G.E. Chaperon du Larret / ING Belgique SA

Siég.: M. Scheufele (juge unique)
Pl.: Mes D. Philippe et S. Davidson loco B. Hanotiau, S. Ryelandt

(...)

Vu les pièces de la procédure et notamment:

- la citation introductive d'instance signifiée le 15 mai 1997 par exploit de Me Thierry Van Diest, huissier de justice suppléant Emmanuel Leroy, huissier de justice de résidence à Etterbeek;

- l'ordonnance sur pied de l'article 750 § 2 prononcée le 18 octobre 2001;

- les conclusions de la partie demanderesse déposées au greffe le 14 septembre 2001 et le 21 janvier 2002;

- les conclusions de la partie défenderesse déposées au greffe le 12 janvier 1998;

- les conclusions additionnelles de la partie défenderesse déposées au greffe le 18 septembre 1998;

- les conclusions de synthèse de la partie défenderesse déposées au greffe le 21 décembre 2000;

- les conclusions de synthèse (2ème version) de la partie défenderesse déposées au greffe le 15 avril 2002;

Entendu les conseils des parties à l'audience publique du 10 février 2005.

I. Objet de l'action

Attendu que l'action tend à la condamnation de la défenderesse au paiement de € 34.903,90 (1.408.020 FB) à majorer des intérêts compensatoires depuis le 8 septembre 1989.

II. Les faits

Attendu qu'à la fin de l'année 1989, le demandeur prit contact avec la défenderesse en vue de placer une somme d'environ 12.000.000 FB;

Que le demandeur fut mis en contact avec Melle Verbist;

Que d'après le rapport de contact établi par Melle Verbist le 8 septembre 1989, celle-ci remit au demandeur une proposition de répartition des investissements comme suit:

- 5% de certificats immobiliers;

- 25% d'actions;

- 45% d'obligations (sicav obligataires), soit 20% en Renta Fund dollars et 25% en Renta Fund international,

- 5% or;

- le solde en capital cash (sicav de trésorerie);

Que le montant précité fut investi le 8 septembre 1989;

Que le rapport de contact précise que, hormis le pourcentage en capital cash, tous les titres devaient être remis à disposition du demandeur;

Que le 13 septembre 1989, 186 actions Renta Fund USD furent achetées sur instruction de Melle Verbist, sans que l'agence de la défenderesse ne recueille la signature du demandeur sur ledit ordre;

Qu'un extrait bancaire reprenant ces titres fut établi le 14 septembre 1989 de même qu'une quittance récapitulative le 6 octobre 1989;

Que les titres furent remis au demandeur en même temps que d'autres titres achetés;

Que le 27 octobre 1989, le demandeur signa un ordre d'achat pour 69 actions Renta Fund USD;

Que les nouveaux titres furent remis au demandeur le 21 décembre 1989;

Qu'à compter du mois de mars 1990, le demandeur multiplia les démarches auprès de l'agence et les courriers à la banque faisant état de ses doléances concernant essentiellement ses investissements en dollars;

Que le 14 mars 1992, le demandeur réclama une compensation pour les pertes accusées par ses investissements;

Que par courrier du 6 avril 1992, la défenderesse fit une proposition au demandeur consistant notamment en un prêt à des conditions avantageuses et la conversion de ses obligations en dollars à un taux de change favorable;

Qu'une seconde proposition fut formulée par la défenderesse le 22 mai 1992 dans les termes suivants:

“Après examen de votre demande de compensation, nous sommes au regret de ne pouvoir lui réserver une suite favorable, puisque vous avez été tenu informé de chacune des opérations au fur et à mesure de sa réalisation.

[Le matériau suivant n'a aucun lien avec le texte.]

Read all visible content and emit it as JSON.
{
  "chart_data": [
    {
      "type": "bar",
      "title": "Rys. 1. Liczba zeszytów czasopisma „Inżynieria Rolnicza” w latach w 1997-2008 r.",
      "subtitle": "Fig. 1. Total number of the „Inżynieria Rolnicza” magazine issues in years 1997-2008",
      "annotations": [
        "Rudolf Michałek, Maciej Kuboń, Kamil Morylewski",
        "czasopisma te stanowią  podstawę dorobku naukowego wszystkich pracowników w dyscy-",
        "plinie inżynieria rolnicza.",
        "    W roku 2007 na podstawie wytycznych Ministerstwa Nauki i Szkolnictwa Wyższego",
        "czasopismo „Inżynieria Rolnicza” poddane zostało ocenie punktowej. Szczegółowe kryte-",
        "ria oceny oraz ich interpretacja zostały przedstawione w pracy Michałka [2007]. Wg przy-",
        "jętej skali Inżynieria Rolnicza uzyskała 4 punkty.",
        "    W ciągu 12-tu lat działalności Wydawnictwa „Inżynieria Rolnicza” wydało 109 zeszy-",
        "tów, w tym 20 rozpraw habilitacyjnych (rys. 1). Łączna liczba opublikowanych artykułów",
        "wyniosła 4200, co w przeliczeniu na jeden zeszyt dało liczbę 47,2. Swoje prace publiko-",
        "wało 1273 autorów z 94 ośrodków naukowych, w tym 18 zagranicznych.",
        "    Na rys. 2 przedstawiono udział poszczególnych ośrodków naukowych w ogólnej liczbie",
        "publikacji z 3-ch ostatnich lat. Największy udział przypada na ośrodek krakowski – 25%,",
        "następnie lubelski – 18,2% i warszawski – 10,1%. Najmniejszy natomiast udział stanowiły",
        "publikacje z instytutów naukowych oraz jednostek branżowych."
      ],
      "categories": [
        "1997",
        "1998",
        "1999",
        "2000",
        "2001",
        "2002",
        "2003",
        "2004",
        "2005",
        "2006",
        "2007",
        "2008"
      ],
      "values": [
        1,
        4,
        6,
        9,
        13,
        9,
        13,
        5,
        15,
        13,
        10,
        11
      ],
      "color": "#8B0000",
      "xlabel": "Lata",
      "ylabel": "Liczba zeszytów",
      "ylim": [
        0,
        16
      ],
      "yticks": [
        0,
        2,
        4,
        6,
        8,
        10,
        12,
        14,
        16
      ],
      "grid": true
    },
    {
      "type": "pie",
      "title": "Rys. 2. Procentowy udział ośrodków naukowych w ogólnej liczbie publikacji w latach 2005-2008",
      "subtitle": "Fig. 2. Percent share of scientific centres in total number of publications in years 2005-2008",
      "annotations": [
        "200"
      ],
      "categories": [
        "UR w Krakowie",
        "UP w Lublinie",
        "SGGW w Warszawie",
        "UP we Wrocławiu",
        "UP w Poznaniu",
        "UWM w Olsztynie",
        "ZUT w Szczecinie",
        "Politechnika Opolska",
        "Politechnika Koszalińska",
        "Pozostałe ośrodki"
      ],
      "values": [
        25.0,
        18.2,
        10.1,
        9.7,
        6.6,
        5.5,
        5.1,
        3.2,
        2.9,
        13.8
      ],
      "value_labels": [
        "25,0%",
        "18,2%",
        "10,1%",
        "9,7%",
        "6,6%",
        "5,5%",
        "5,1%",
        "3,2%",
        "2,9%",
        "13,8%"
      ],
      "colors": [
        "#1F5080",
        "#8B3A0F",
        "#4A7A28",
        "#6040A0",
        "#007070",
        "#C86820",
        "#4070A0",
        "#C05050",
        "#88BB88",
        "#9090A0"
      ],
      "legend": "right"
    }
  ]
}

Cependant, compte tenu de ces placements infructueux, nous restons disposés à vous réserver des conditions préférentielles si vous souhaitez, comme vous en aviez exprimé le désir lors de notre dernière rencontre, emprunter auprès de la BBL en vue de réaliser des travaux de transformation dans l'immeuble que vous comptez occuper. Par ailleurs, si vous décidiez de recourir aux services d'un gestionnaire attitré, pour passer d'une gestion passive à une gestion active de vos avoirs mobiliers, nous marquerons certainement notre accord pour que le recours à ce service soit gratuit pendant une durée de trois ans (ni droits de garde, ni frais de gestion)”;

Que le demandeur refusa cette proposition et s'adressa à M. S. Van Nuland, ombudsman de l'association belge des banques, lui expliquant le différend qui l'opposait à la défenderesse;

Que M. Van Nuland considéra que la banque n'avait pas commis de faute, mais qu'en revanche, le demandeur avait fait preuve de négligence, outre le fait qu'il avait été victime des aléas normaux du marché;

Que le 16 mars 1993, la défenderesse mit fin à ses relations d'affaires avec le demandeur.

III. Discussion

Attendu que le demandeur reproche essentiellement à la défenderesse d'avoir commis des fautes dans la gestion de son patrimoine consistant essentiellement dans des placements spéculatifs en dollars américains;

Que la défenderesse objecte qu'aucun contrat de gestion n'a été signé entre la défenderesse et le demandeur; que selon elle, son rôle s'est limité à une intervention de conseil avant l'achat, sans aucune obligation de suivi;

Que cependant, l'on peut considérer que la banque a assuré une véritable gestion de patrimoine en décidant elle-même de l'achat de titres sans en avertir le demandeur, et en tous cas sans recueillir sa signature;

Que cette omission est reconnue par la défenderesse dans ses courriers et dans ses conclusions;

Qu'un tel agissement est dès lors contraire au mécanisme du conseil en placement, qui exclut tous les actes de disposition accomplis par l'intermédiaire et s'exerçant sur les avoirs du client, sans l'accord explicite et exprès du client (B. Feron, La responsabilité du gestionnaire de fortune et du conseiller en placement);

Que le demandeur ne peut être considéré comme ayant acquiescé à l'opération d'achat des 186 actions Renta Fund réalisée sans sa signature le 13 septembre 1989 en prenant possession des titres;

Que la signature des avis de réception ne peut être considérée comme une approbation des ordres, ni comme déchargeant la banque de sa responsabilité;

Qu'il est clair que si la banque peut se retrancher derrière son obligation de moyen pour les autres ordres de placement dûment approuvés par le demandeur, sa responsabilité est engagée pour les pertes accusées par l'opération d'achat des 186 actions Renta Fund USD du 13 septembre 1989;

Qu'à défaut de précision suffisante sur le montant de cette perte, le tribunal souhaite réentendre les parties sur ce point;

Qu'il convient dès lors de rouvrir les débats;

Par ces motifs,

LE TRIBUNAL,

Vu la loi du 15 juin 1935 sur l'emploi des langues en matière judiciaire;

Statuant contradictoirement;

Ordonne la réouverture des débats aux fins ci-dessus indiquées;

Fixe la cause en prosécution à l'audience du 16 juin 2005 de la 74ème chambre (14h00).